Kapolres Bogor, Rio Wahyu Anggoro, memastikan bahwa hasil tes DNA membenarkan bahwa bayi-bayi yang awalnya tertukar tersebut. Mereka lahir di RS Sentosa Kemang, dan hasil tes DNA yang dilakukan di Puslabfor Mabes Polri Sentul pada Jumat (25/08/2023) menunjukkan bahwa bayi-bayi tersebut memang tertukar.
“Berdasarkan hasil laboratorium forensik Puslabfor Mabes Polri, memang fixed 99,99 persen berdasarkan data yang diberikan Puslabfor, bahwa anak tersebut memang tertukar,” ungkap Rio.
Rio menambahkan bahwa orang tua dari kedua bayi yang tertukar tersebut telah sepakat untuk mengembalikan anak mereka masing-masing, meskipun bayi-bayi tersebut telah dirawat selama satu tahun.
“Dengan kebesaran hati, kedua belah pihak bisa menerima dengan kebahagiaan yang luar biasa,” jelas Rio.
Meskipun hasil tes DNA telah memastikan identitas bayi-bayi tersebut, proses pengembalian mereka kepada orang tua biologis masing-masing tidak dapat dilakukan secara langsung. Ini memerlukan waktu dan proses adaptasi yang hati-hati demi kepentingan kedua bayi tersebut.
Rio menjelaskan bahwa kedua belah pihak telah menyetujui untuk tinggal bersama di Polres Bogor selama proses adaptasi mereka dengan keluarga baru.
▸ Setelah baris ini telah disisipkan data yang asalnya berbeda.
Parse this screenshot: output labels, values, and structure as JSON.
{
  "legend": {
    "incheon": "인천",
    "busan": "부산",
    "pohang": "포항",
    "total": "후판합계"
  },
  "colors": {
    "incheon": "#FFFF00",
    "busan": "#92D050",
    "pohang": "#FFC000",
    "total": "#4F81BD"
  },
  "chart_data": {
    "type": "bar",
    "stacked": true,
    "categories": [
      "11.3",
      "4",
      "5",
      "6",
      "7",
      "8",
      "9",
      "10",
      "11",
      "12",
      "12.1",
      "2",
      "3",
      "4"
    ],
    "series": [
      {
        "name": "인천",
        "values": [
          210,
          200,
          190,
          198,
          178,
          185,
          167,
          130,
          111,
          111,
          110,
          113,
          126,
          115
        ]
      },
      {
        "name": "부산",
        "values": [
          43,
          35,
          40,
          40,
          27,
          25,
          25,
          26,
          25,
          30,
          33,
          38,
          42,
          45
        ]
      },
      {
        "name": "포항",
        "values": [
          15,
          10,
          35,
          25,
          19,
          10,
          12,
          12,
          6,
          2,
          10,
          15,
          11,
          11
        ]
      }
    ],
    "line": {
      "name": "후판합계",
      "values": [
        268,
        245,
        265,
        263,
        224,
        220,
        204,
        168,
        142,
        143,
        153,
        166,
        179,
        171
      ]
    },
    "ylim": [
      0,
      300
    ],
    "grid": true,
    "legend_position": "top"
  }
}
Jadwal telah disusun bagi kedua orang tua agar mereka dapat membangun hubungan yang sehat dan harmonis dengan bayi-bayi mereka.
Selain itu kasus ini diselesaikan melalui pendekatan restorative justice, tanpa tindakan pidana yang diterapkan, meskipun masih ada penyelidikan terhadap dugaan kelalaian dari pihak rumah sakit.
“Untuk dugaan kelalaian dari pihak rumah sakit masih kita dalami. Sementara untuk ibu S dan ibu D diselesaikan restorative justice,” tutupnya.